Carceri, cresce la popolazione. Meno stranieri, tante malattie, troppi suicidi

Il dossier di Antigone. In un anno 6.00 detenuti in più. Ciascuno costa 137 euro al giorno. Il problema delle madri. Aumentano i radicalizzati.  Il  progetto "Viaggio nelle carceri" della Corte Costituzionale 

Le carceri italiane sono sovraffollate al punto da ledere in molti casi i diritti fondamentali delle persone detenute: in due anni la popolazione carceraria è cresciuta di 6000 unità. Ogni detenuto costa allo stato 137 euro al giorno, ma uno su tre è in cella pur attendendo ancora una condanna definitiva. È un quadro di poche luci e tante ombre quello che emerge dal dossier presentato quest'anno dall'associazione Antigone sulla condizioni degli istituti penitenziari italiani.

Sovraffollamento e scarso supporto psicologico contribuiscono al drammatico numero di suicidi in cella: 52 nel 2017, mentre 1.135 sono i tentativi di suicidio. Sono oltre 50 i bambini, sotto i tre anni, conviventi con madri detenute, spesso in strutture non attrezzate alle loro esigenze più elementari. Tredici, secondo i dati forniti dal Dap a fine agosto, le madri detenute nel carcere romano di Rebibbia dove il 19 settembre scorso si è consumato il duplice infantidicio ad opera di una giovane che ha scaraventato i due figli a terra uccidendoli.

Nonostante l'aumento consistente dei detenuti, cala il numero di stranieri in carcere: 2000 in meno rispetto a dieci anni fa, anche se il numero di stranieri residenti in Italia nello stesso lasso di tempo è notevolmente cresciuto. Gli stranieri sono il 37,7% del totale dei detenuti in attesa del primo giudizio. L'Italia è il quinto paese dell'Unione Europea con il più alto tasso di detenuti in custodia cautelare. Nel 2017 i detenuti ancora in attesa di sentenza definitiva erano il 34,4%, mentre la media europea è del 22%.

Sul fronte della salute, secondo gli ultimi dati, circa il 70% dei detenuti possiede almeno una malattia cronica, ma di questi poco meno della metà ne è consapevole. Le carceri si confermano, quindi, un concentratore di patologie: malattie infettive, psichiatriche, metaboliche, cardiovascolari e respiratorie.

Infine, sul fronte della prevenzione contro il terrorismo, nel 2017 i detenuti sotto osservazione per radicalizzazione sono stati in forte aumento rispetto all'anno precedente: 506 contro 365 del 2016 (il 72% in più). Questi detenuti sono monitorati dal DAP con tre livelli di allerta: alto, medio e basso. 242 sono oggetto di un alto livello di attenzione (il 32% in più del 2016), 150 di un livello medio (il 100% in più del 2016) e 114 di un livello basso (nel 2016 erano 126).

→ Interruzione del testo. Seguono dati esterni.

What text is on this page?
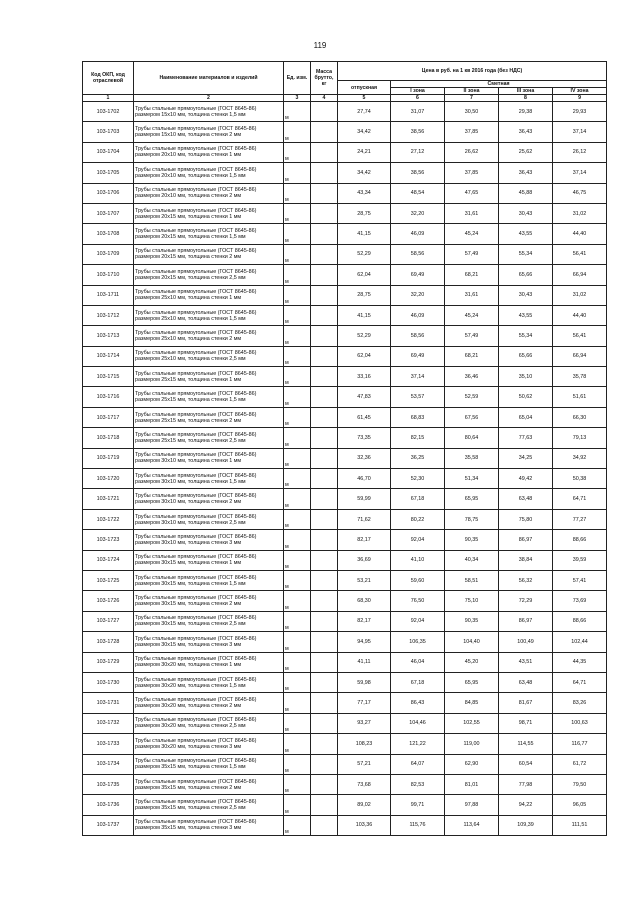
119
Код ОКП, код отраслевой	Наименование материалов и изделий	Ед. изм.	Масса брутто, кг	Цена в руб. на 1 кв 2016 года (без НДС)				
				отпускная	Сметная			
					I зона	II зона	III зона	IV зона
1	2	3	4	5	6	7	8	9
103-1702	Трубы стальные прямоугольные (ГОСТ 8645-86) размером 15х10 мм, толщина стенки 1,5 мм	м		27,74	31,07	30,50	29,38	29,93
103-1703	Трубы стальные прямоугольные (ГОСТ 8645-86) размером 15х10 мм, толщина стенки 2 мм	м		34,42	38,56	37,85	36,43	37,14
103-1704	Трубы стальные прямоугольные (ГОСТ 8645-86) размером 20х10 мм, толщина стенки 1 мм	м		24,21	27,12	26,62	25,62	26,12
103-1705	Трубы стальные прямоугольные (ГОСТ 8645-86) размером 20х10 мм, толщина стенки 1,5 мм	м		34,42	38,56	37,85	36,43	37,14
103-1706	Трубы стальные прямоугольные (ГОСТ 8645-86) размером 20х10 мм, толщина стенки 2 мм	м		43,34	48,54	47,65	45,88	46,75
103-1707	Трубы стальные прямоугольные (ГОСТ 8645-86) размером 20х15 мм, толщина стенки 1 мм	м		28,75	32,20	31,61	30,43	31,02
103-1708	Трубы стальные прямоугольные (ГОСТ 8645-86) размером 20х15 мм, толщина стенки 1,5 мм	м		41,15	46,09	45,24	43,55	44,40
103-1709	Трубы стальные прямоугольные (ГОСТ 8645-86) размером 20х15 мм, толщина стенки 2 мм	м		52,29	58,56	57,49	55,34	56,41
103-1710	Трубы стальные прямоугольные (ГОСТ 8645-86) размером 20х15 мм, толщина стенки 2,5 мм	м		62,04	69,49	68,21	65,66	66,94
103-1711	Трубы стальные прямоугольные (ГОСТ 8645-86) размером 25х10 мм, толщина стенки 1 мм	м		28,75	32,20	31,61	30,43	31,02
103-1712	Трубы стальные прямоугольные (ГОСТ 8645-86) размером 25х10 мм, толщина стенки 1,5 мм	м		41,15	46,09	45,24	43,55	44,40
103-1713	Трубы стальные прямоугольные (ГОСТ 8645-86) размером 25х10 мм, толщина стенки 2 мм	м		52,29	58,56	57,49	55,34	56,41
103-1714	Трубы стальные прямоугольные (ГОСТ 8645-86) размером 25х10 мм, толщина стенки 2,5 мм	м		62,04	69,49	68,21	65,66	66,94
103-1715	Трубы стальные прямоугольные (ГОСТ 8645-86) размером 25х15 мм, толщина стенки 1 мм	м		33,16	37,14	36,46	35,10	35,78
103-1716	Трубы стальные прямоугольные (ГОСТ 8645-86) размером 25х15 мм, толщина стенки 1,5 мм	м		47,83	53,57	52,59	50,62	51,61
103-1717	Трубы стальные прямоугольные (ГОСТ 8645-86) размером 25х15 мм, толщина стенки 2 мм	м		61,45	68,83	67,56	65,04	66,30
103-1718	Трубы стальные прямоугольные (ГОСТ 8645-86) размером 25х15 мм, толщина стенки 2,5 мм	м		73,35	82,15	80,64	77,63	79,13
103-1719	Трубы стальные прямоугольные (ГОСТ 8645-86) размером 30х10 мм, толщина стенки 1 мм	м		32,36	36,25	35,58	34,25	34,92
103-1720	Трубы стальные прямоугольные (ГОСТ 8645-86) размером 30х10 мм, толщина стенки 1,5 мм	м		46,70	52,30	51,34	49,42	50,38
103-1721	Трубы стальные прямоугольные (ГОСТ 8645-86) размером 30х10 мм, толщина стенки 2 мм	м		59,99	67,18	65,95	63,48	64,71
103-1722	Трубы стальные прямоугольные (ГОСТ 8645-86) размером 30х10 мм, толщина стенки 2,5 мм	м		71,62	80,22	78,75	75,80	77,27
103-1723	Трубы стальные прямоугольные (ГОСТ 8645-86) размером 30х10 мм, толщина стенки 3 мм	м		82,17	92,04	90,35	86,97	88,66
103-1724	Трубы стальные прямоугольные (ГОСТ 8645-86) размером 30х15 мм, толщина стенки 1 мм	м		36,69	41,10	40,34	38,84	39,59
103-1725	Трубы стальные прямоугольные (ГОСТ 8645-86) размером 30х15 мм, толщина стенки 1,5 мм	м		53,21	59,60	58,51	56,32	57,41
103-1726	Трубы стальные прямоугольные (ГОСТ 8645-86) размером 30х15 мм, толщина стенки 2 мм	м		68,30	76,50	75,10	72,29	73,69
103-1727	Трубы стальные прямоугольные (ГОСТ 8645-86) размером 30х15 мм, толщина стенки 2,5 мм	м		82,17	92,04	90,35	86,97	88,66
103-1728	Трубы стальные прямоугольные (ГОСТ 8645-86) размером 30х15 мм, толщина стенки 3 мм	м		94,95	106,35	104,40	100,49	102,44
103-1729	Трубы стальные прямоугольные (ГОСТ 8645-86) размером 30х20 мм, толщина стенки 1 мм	м		41,11	46,04	45,20	43,51	44,35
103-1730	Трубы стальные прямоугольные (ГОСТ 8645-86) размером 30х20 мм, толщина стенки 1,5 мм	м		59,98	67,18	65,95	63,48	64,71
103-1731	Трубы стальные прямоугольные (ГОСТ 8645-86) размером 30х20 мм, толщина стенки 2 мм	м		77,17	86,43	84,85	81,67	83,26
103-1732	Трубы стальные прямоугольные (ГОСТ 8645-86) размером 30х20 мм, толщина стенки 2,5 мм	м		93,27	104,46	102,55	98,71	100,63
103-1733	Трубы стальные прямоугольные (ГОСТ 8645-86) размером 30х20 мм, толщина стенки 3 мм	м		108,23	121,22	119,00	114,55	116,77
103-1734	Трубы стальные прямоугольные (ГОСТ 8645-86) размером 35х15 мм, толщина стенки 1,5 мм	м		57,21	64,07	62,90	60,54	61,72
103-1735	Трубы стальные прямоугольные (ГОСТ 8645-86) размером 35х15 мм, толщина стенки 2 мм	м		73,68	82,53	81,01	77,98	79,50
103-1736	Трубы стальные прямоугольные (ГОСТ 8645-86) размером 35х15 мм, толщина стенки 2,5 мм	м		89,02	99,71	97,88	94,22	96,05
103-1737	Трубы стальные прямоугольные (ГОСТ 8645-86) размером 35х15 мм, толщина стенки 3 мм	м		103,36	115,76	113,64	109,39	111,51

Tra coloro che rientrano nel livello alto, 180 sono in carcere per reati comuni e 62 perché sospettati, o condannati, per reati connessi al terrorismo islamico.

"Tra il dentro e il fuori del carcere non esistono barriere ideali ma solo fisiche". Così il presidente della Consulta Giorgio Lattanzi che con i giudici della Corte costituzionale incontra oggi circa 250 detenuti (tra cui 20 donne) a Rebibbia (Roma), nell'ambito del progetto 'Viaggio in Italia: la Corte costituzionale nelle carceri'. Lattanzi sottolinea il valore assoluto, anche in carcere della Costituzione che "si rivolge anche ai detenuti garantendone i diritti". Affinché il carcere, aggiunge, "non sia un dentro in cui si finisce ma un 'dentro' in cui si ricomincia". 

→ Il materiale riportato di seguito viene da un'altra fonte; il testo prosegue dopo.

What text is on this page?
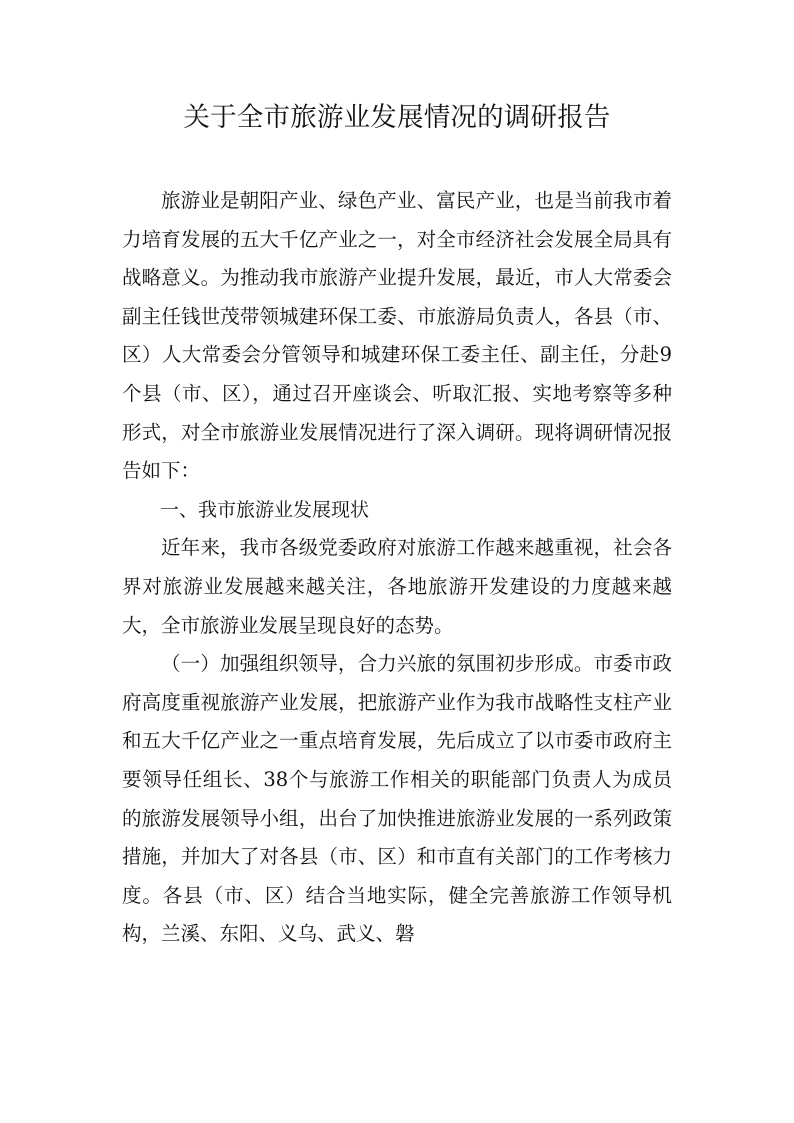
关于全市旅游业发展情况的调研报告

旅游业是朝阳产业、绿色产业、富民产业，也是当前我市着力培育发展的五大千亿产业之一，对全市经济社会发展全局具有战略意义。为推动我市旅游产业提升发展，最近，市人大常委会副主任钱世茂带领城建环保工委、市旅游局负责人，各县（市、区）人大常委会分管领导和城建环保工委主任、副主任，分赴9个县（市、区），通过召开座谈会、听取汇报、实地考察等多种形式，对全市旅游业发展情况进行了深入调研。现将调研情况报告如下：

一、我市旅游业发展现状

近年来，我市各级党委政府对旅游工作越来越重视，社会各界对旅游业发展越来越关注，各地旅游开发建设的力度越来越大，全市旅游业发展呈现良好的态势。

（一）加强组织领导，合力兴旅的氛围初步形成。市委市政府高度重视旅游产业发展，把旅游产业作为我市战略性支柱产业和五大千亿产业之一重点培育发展，先后成立了以市委市政府主要领导任组长、38个与旅游工作相关的职能部门负责人为成员的旅游发展领导小组，出台了加快推进旅游业发展的一系列政策措施，并加大了对各县（市、区）和市直有关部门的工作考核力度。各县（市、区）结合当地实际，健全完善旅游工作领导机构，兰溪、东阳、义乌、武义、磐
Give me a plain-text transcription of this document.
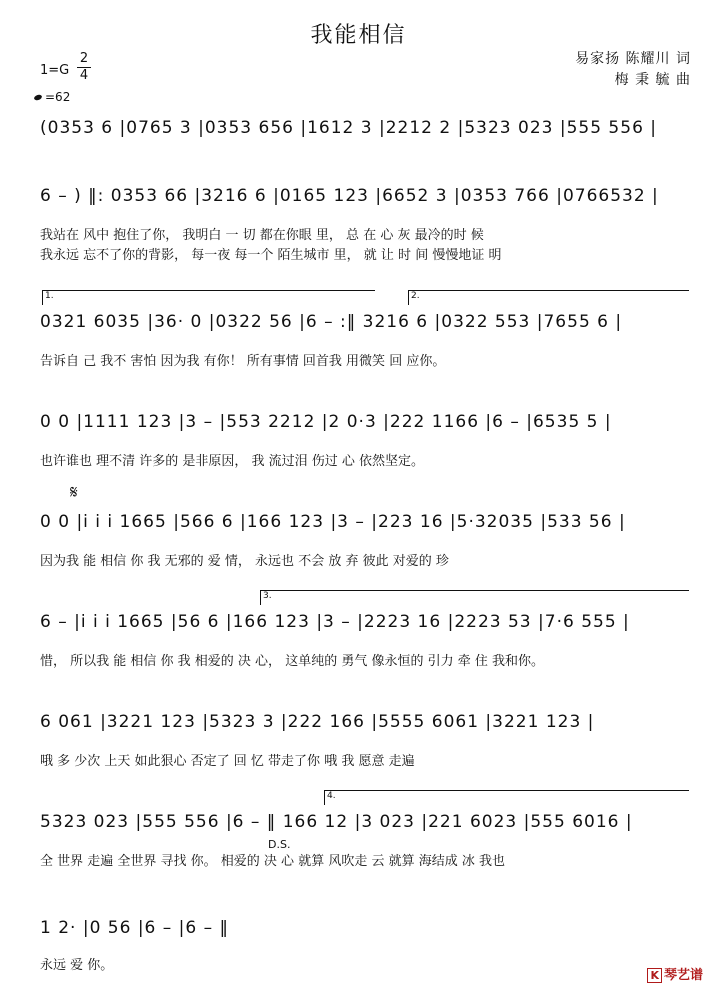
我能相信
1=G
2
4
=62
易家扬 陈耀川 词
梅 秉 毓 曲
(0353 6 |0765 3 |0353 656 |1612 3 |2212 2 |5323 023 |555 556 |
6 – ) ‖: 0353 66 |3216 6 |0165 123 |6652 3 |0353 766 |0766532 |
我站在 风中 抱住了你， 我明白 一 切 都在你眼 里， 总 在 心 灰 最冷的时 候
我永远 忘不了你的背影， 每一夜 每一个 陌生城市 里， 就 让 时 间 慢慢地证 明
1.	2.
0321 6035 |36· 0 |0322 56 |6 – :‖ 3216 6 |0322 553 |7655 6 |
告诉自 己 我不 害怕 因为我 有你！ 所有事情 回首我 用微笑 回 应你。
0 0 |1111 123 |3 – |553 2212 |2 0·3 |222 1166 |6 – |6535 5 |
也许谁也 理不清 许多的 是非原因， 我 流过泪 伤过 心 依然坚定。
𝄋
0 0 |i i i 1665 |566 6 |166 123 |3 – |223 16 |5·32035 |533 56 |
因为我 能 相信 你 我 无邪的 爱 情， 永远也 不会 放 弃 彼此 对爱的 珍
3.
6 – |i i i 1665 |56 6 |166 123 |3 – |2223 16 |2223 53 |7·6 555 |
惜， 所以我 能 相信 你 我 相爱的 决 心， 这单纯的 勇气 像永恒的 引力 牵 住 我和你。
6 061 |3221 123 |5323 3 |222 166 |5555 6061 |3221 123 |
哦 多 少次 上天 如此狠心 否定了 回 忆 带走了你 哦 我 愿意 走遍
4.
5323 023 |555 556 |6 – ‖ 166 12 |3 023 |221 6023 |555 6016 |
D.S.
全 世界 走遍 全世界 寻找 你。 相爱的 决 心 就算 风吹走 云 就算 海结成 冰 我也
1 2· |0 56 |6 – |6 – ‖
永远 爱 你。
K 琴艺谱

Il progetto 'Viaggio nelle carceri' della Corte Costituzionale, grazie alla collaborazione del Dipartimento dell'Amministrazione penitenziaria e del Dipartimento della Giustizia minorile e di comunità, prevede un ciclo di incontri in diverse carceri italiane, a partire da Rebibbia Nuovo complesso, prima tappa del 'Viaggio', cui seguiranno, fino al 16 novembre 2018, San Vittore a Milano, Nisida minorile, Terni, Genova-Marassi, Lecce femminile. Il Viaggio proseguirà poi nel 2019, come quello nelle scuole dello scorso anno.